Greg Sargent’s post at the Plum Line, “Republicans are caught in a brutal demographic trap. But they can still win in 2016” features an interview with TDS founding editor Ruy Teixeira, Sargent sets the stage for the interview:
…A comprehensive new analysis from the Center for American Progress…concludes that while the demographic trends are clearly moving in the Democratic Party’s direction, giving Democrats a “clear advantage,” the 2016 election remains “wide open.”
To win, the report concludes, Democrats need to replicate something close to 2008 and 2012 levels of enthusiasm among the core Democratic voter groups that powered Barack Obama’s two victories. That’s hardly a slam dunk, given widespread voter dissatisfaction and a historic pattern that has shown that “time for a change” sentiment works against the party that has held the White House for eight years.
Sargent adds that Democrats are expected to benefit from growth projections of a 2 percent “minority share of the vote,” while non-college white voters share of the vote is projected to drop by 2.3 percent. An excerpt of Sargent’s interview of Teixeira follows:
PLUM LINE: You define the central question of 2016 as: “Can the Obama coalition survive?” Can you explain what you mean?
RUY TEIXEIRA: The Obama coalition in 2012 consisted of the minority vote (blacks, Latinos, Asians, and those of other races); the millennial generation; and more educated white voters. If you look at the support rates these groups gave to Obama in 2012, and walk those support rates into the probable representation of these voting groups in 2016, the Obama coalition would deliver a third victory for Democrats. It would probably increase their popular vote margin from four to six points. The question is to what extent can Democrats absorb a certain amount of attrition among those groups.

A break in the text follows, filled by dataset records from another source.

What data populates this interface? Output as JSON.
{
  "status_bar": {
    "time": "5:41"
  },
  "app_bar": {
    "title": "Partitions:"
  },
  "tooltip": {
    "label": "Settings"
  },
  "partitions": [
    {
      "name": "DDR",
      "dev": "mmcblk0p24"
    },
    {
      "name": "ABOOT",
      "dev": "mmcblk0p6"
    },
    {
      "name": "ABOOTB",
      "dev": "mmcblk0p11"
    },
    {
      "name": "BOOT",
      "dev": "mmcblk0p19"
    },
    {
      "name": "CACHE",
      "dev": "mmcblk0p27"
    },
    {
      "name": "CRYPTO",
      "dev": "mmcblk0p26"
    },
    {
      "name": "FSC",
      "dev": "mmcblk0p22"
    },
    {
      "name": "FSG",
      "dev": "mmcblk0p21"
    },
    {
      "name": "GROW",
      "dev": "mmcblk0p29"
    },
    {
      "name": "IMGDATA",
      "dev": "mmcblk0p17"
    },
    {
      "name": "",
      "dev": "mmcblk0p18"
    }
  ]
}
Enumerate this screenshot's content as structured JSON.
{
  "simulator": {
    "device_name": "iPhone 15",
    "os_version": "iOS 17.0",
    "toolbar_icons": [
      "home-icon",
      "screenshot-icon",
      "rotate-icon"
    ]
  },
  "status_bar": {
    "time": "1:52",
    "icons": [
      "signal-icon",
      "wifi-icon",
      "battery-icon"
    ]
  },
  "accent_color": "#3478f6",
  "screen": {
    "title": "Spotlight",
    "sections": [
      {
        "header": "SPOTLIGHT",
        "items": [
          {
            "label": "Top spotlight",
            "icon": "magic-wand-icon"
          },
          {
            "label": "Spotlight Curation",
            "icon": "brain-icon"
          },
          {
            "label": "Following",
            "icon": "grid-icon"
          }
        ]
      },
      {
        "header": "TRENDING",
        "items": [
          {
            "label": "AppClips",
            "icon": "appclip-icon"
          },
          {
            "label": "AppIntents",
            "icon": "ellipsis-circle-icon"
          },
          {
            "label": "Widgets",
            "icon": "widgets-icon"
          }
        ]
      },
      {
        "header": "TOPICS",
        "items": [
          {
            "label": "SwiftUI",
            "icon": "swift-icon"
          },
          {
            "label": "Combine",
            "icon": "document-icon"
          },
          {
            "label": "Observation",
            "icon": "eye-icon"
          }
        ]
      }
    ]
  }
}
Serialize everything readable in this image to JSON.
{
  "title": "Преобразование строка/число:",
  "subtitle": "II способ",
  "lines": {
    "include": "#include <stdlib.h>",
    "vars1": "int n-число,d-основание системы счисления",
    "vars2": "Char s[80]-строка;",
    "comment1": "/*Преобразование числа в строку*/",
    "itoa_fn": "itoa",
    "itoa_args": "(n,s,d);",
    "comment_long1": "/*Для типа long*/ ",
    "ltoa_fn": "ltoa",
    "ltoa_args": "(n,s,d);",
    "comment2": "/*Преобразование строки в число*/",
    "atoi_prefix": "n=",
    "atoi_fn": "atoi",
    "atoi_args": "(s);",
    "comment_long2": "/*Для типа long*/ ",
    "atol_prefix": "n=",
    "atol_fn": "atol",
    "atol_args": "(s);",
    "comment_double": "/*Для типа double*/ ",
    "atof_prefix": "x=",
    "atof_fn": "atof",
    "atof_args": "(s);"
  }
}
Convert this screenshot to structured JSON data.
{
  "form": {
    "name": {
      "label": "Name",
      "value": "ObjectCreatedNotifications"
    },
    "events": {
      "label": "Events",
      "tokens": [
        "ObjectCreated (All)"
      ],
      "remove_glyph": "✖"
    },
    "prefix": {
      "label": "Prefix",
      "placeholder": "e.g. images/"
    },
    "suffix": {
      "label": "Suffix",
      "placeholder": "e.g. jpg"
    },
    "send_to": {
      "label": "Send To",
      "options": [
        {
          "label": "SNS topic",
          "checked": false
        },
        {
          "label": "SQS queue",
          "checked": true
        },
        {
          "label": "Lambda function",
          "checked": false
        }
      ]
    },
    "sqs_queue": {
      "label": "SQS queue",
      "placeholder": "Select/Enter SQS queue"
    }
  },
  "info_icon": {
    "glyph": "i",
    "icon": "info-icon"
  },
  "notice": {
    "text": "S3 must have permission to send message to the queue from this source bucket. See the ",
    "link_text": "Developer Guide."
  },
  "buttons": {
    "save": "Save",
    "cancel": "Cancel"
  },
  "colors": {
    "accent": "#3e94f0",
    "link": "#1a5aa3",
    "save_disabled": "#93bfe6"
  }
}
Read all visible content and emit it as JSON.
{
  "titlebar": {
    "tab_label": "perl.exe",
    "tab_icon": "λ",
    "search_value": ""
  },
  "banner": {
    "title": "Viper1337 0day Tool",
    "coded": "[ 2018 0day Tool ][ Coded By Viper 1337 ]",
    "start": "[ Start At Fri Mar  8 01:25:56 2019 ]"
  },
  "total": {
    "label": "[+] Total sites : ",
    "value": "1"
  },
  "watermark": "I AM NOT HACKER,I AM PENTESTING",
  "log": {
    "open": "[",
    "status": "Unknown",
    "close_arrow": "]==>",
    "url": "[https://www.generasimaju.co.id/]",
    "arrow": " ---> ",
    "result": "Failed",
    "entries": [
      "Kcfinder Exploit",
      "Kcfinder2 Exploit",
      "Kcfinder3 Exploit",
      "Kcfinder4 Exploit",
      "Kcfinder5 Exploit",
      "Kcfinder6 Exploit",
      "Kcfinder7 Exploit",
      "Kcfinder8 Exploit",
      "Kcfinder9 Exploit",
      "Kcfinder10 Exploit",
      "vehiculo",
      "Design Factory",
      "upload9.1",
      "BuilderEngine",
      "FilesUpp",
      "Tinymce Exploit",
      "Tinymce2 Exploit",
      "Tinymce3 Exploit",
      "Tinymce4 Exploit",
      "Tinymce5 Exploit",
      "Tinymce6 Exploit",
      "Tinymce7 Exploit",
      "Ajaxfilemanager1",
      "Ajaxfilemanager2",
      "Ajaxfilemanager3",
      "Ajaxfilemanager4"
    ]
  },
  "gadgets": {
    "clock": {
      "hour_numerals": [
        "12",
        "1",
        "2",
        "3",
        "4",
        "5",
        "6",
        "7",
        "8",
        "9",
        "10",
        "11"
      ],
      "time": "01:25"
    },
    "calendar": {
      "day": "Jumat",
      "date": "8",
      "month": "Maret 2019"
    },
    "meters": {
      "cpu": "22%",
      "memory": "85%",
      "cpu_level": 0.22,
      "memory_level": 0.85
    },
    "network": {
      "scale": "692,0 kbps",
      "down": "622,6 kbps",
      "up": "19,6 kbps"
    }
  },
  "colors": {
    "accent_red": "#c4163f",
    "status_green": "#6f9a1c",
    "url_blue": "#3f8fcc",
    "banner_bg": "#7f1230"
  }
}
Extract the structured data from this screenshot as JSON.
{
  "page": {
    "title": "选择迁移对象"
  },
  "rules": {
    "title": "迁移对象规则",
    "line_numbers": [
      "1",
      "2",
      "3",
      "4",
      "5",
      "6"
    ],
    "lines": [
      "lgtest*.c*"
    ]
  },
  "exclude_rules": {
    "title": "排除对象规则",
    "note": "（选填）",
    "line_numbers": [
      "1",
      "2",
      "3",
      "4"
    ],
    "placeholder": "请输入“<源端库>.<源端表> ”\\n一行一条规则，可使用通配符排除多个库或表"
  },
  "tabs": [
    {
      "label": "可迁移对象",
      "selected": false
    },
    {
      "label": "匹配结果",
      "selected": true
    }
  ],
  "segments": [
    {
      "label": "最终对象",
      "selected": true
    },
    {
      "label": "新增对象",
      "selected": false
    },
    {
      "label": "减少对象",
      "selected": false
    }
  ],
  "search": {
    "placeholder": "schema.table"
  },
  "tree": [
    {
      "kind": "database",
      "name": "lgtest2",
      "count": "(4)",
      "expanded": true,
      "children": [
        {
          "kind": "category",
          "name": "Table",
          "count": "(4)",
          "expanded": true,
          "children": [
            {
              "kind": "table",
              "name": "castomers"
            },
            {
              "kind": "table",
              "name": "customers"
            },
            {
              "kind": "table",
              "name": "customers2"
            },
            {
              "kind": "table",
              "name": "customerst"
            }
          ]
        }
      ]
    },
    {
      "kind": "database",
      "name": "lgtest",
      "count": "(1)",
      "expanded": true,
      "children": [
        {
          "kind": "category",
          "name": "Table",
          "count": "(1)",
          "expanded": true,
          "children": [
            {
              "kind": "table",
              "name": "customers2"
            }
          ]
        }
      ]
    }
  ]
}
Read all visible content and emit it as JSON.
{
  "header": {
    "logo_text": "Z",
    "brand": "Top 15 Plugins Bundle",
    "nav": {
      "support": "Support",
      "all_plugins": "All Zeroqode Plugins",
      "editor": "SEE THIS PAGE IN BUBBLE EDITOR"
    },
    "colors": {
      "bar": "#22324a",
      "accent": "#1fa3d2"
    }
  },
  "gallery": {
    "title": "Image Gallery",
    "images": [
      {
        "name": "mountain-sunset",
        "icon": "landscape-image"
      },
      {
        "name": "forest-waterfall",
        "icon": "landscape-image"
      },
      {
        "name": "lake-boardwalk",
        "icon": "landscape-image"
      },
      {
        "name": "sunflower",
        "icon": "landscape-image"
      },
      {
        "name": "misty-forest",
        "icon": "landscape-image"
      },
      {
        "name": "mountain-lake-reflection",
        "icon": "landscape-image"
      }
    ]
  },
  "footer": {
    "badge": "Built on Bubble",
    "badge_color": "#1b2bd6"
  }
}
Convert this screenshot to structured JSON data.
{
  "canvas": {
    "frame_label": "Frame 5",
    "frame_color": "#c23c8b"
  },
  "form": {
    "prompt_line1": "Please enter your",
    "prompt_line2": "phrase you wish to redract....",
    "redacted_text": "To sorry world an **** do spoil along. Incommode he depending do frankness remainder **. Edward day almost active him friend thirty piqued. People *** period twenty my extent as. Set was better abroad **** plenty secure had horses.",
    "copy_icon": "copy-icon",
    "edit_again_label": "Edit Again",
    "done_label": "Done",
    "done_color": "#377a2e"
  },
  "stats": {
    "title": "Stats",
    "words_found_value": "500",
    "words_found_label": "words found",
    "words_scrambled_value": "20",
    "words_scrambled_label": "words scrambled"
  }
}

…PLUM LINE: You set forth three major variables as determinants for 2016: How much of the minority vote the Democrat loses compared to Obama; and how the college educated white vote and the non-college white vote break down. You conclude that the shifts in vote share give Democrats more leeway to lose ground among whites.
TEIXEIRA: In the last two elections, the Democrats got 81 percent of the minority vote. That can’t be assumed for 2016. So we are conservative about the minority vote, giving the Democrats in 2016 the average of their share of the minority vote in the last four elections — 78 percent.
In 2012, in our assessment, Democrats lost the white non-college vote by 22 points. We estimate the Democrats’ deficit among the white college vote was 11 points.
Let’s say the Democrats do get 78 percent of the minority vote. We find that the white non-college support for the Republican could actually go up substantially — to the 30 point margin Republicans won in 2014 — and the Democrats would still win the popular vote nationally, if they held their white college support.
Despite the implicit warning in the phrase ‘the popular vote,’ demographic trends look increasingly favorable for Democrats. “There are a lot of moving parts here,” Teixeira adds. “If the white working class support for Republicans goes up in a big way, and minority support levels for Democrats go down, and in addition to that, turnout among minorities tanks enough, then you’re getting very close to tie ball game.”
Teixeira calls Republican prospects for replicating Reagan’s 63-64 percent share of the white vote in 1884 “implausible.” It would require “a one-sided mobilization of whites.” to overwhelm the demographic projections.
There is also a growing possibility that the GOP nominee will run off many white, college-educated political moderates. Teixeira warns, however, that “If Republicans could get Democratic support among minorities down to 75 percent — and work both sides of the equation — there are more ways to win.”
That’s a lot of “ifs,” especially in light of the current front-runners in the GOP presidential primaries. As for younger voters, Texieira explains,
…The harder data among millennials is, what do they think about the Democratic Party and President Obama? On Obama approval, the millennial generation is still way above other age groups. There’s about a 16-point party identification advantage among them for Democrats. If Democrats can hit roughly 60 percent among them, the way they did in 2012, they can lose a bit of support among other age groups and still win. Because the millennial generation should add 16 million more eligible voters.
Teixeira concedes that down-ballot Dems still face tough battles ahead despite the favorable demographic transformation. Yet, “the contours of the Democratic presidential majority that we outlined a number of years ago are pretty much coming into being…”
As for whether the Obama coalition can survive to help deliver a Democratic victory in 2016, he concludes, “The potential is there. But whether it becomes an actuality depends on a variety of other factors: How Hillary Clinton campaigns if she’s the nominee; how the Republican nominee campaigns; what happens with the economy. There are no guarantees. But the shifts in the structure of the electorate are a kind of thumb on the scale.”
Barring no major surprises, Dems have reason for optimism, not overconfidence, heading into 2016. Translating that edge into a landslide victory that can produce a working congressional majority is the overarching challenge of Democratic strategy.